Union und SPD wollen ihr Modell am Vormittag gemeinsam vorstellen. Der politische Streit um den richtigen Weg für die Bundeswehr dürfte jedoch weitergehen – denn die Balance zwischen Freiwilligkeit und möglichem Zwang bleibt heikel.
OZD
OZD-Kommentar:
Die SPD feiert, die Grünen warnen – und die Koalition verkauft der Öffentlichkeit ein Modell, das vor allem eines ist: ein politischer Balanceakt. Klüssendorf preist die Freiwilligkeit, doch dass ein Losverfahren überhaupt vorgesehen bleibt, zeigt, wie wenig Vertrauen die Regierung in die eigenen Anreize hat. Eine Armee, die junge Menschen per Glücksrad auswählt, wirkt eher verzweifelt als modern.

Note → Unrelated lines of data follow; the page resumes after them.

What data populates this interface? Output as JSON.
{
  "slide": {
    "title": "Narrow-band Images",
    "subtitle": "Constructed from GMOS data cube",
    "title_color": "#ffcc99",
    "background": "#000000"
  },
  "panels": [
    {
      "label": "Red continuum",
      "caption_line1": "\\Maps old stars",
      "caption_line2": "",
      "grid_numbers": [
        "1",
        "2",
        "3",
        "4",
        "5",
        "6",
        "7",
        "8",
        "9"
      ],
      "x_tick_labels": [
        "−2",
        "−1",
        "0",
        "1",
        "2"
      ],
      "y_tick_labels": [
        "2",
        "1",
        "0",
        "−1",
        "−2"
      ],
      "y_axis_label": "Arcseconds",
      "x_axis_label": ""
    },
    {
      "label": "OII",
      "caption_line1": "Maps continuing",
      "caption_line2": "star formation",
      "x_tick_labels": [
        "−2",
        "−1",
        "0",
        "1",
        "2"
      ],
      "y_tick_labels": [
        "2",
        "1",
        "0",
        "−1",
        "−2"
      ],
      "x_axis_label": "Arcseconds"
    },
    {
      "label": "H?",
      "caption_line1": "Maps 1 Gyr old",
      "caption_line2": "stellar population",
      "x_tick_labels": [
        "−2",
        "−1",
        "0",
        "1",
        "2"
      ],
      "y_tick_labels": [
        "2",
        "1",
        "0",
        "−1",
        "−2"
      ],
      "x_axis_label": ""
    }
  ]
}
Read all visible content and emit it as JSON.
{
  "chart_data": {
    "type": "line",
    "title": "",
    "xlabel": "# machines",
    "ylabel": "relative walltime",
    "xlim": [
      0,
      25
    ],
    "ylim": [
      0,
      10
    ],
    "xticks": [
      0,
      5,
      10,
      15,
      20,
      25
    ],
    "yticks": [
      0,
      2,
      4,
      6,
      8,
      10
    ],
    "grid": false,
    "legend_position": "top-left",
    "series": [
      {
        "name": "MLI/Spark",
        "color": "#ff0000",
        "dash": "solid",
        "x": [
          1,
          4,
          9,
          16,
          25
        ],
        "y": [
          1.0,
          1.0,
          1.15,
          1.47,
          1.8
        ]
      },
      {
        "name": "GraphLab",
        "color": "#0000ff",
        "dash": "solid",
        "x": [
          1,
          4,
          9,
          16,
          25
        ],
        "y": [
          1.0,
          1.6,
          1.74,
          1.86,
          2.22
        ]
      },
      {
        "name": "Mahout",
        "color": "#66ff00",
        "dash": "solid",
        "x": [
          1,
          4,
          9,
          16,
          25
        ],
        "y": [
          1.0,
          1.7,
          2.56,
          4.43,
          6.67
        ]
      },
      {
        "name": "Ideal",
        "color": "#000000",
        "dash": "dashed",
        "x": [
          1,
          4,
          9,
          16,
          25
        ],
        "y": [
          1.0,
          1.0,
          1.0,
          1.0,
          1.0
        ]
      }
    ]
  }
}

Die Grünen liegen hier nicht falsch: Wer ganze Jahrgänge mustert und dann zur Not den Zufall entscheiden lässt, erzeugt Unsicherheit statt Motivation. Ein Wehrdienst, der gleichzeitig freiwillig und potenziell verpflichtend ist, wirkt wie ein Konstrukt, das niemandem weh tun soll – und am Ende niemanden überzeugt.
Wenn die Regierung wirklich eine Attraktivitätsoffensive starten will, müsste sie ehrlich sein: besserer Alltag in den Kasernen, moderne Strukturen, klare Karrierewege. Freiwilligkeit funktioniert nur, wenn das Angebot stark genug ist. Solange aber politisch taktiert und an Hintertüren festgehalten wird, bleibt das Misstrauen bestehen. Frage: Was ist eigentlich mit den Frauen?
Mini-Infobox:
– Modell: Musterung ganzer Jahrgänge junger Männer
– Freiwilliger Wehrdienst, aber Losverfahren möglich
– Ziel: mehr Rekruten für die Bundeswehr
– Grüne kritisieren „Lotterie“
– SPD lobt Attraktivitätsstrategie
OZD-Analyse:
Strategie und Koalitionslogik
a) SPD betont Freiwilligkeit als politisch tragfähigen Weg.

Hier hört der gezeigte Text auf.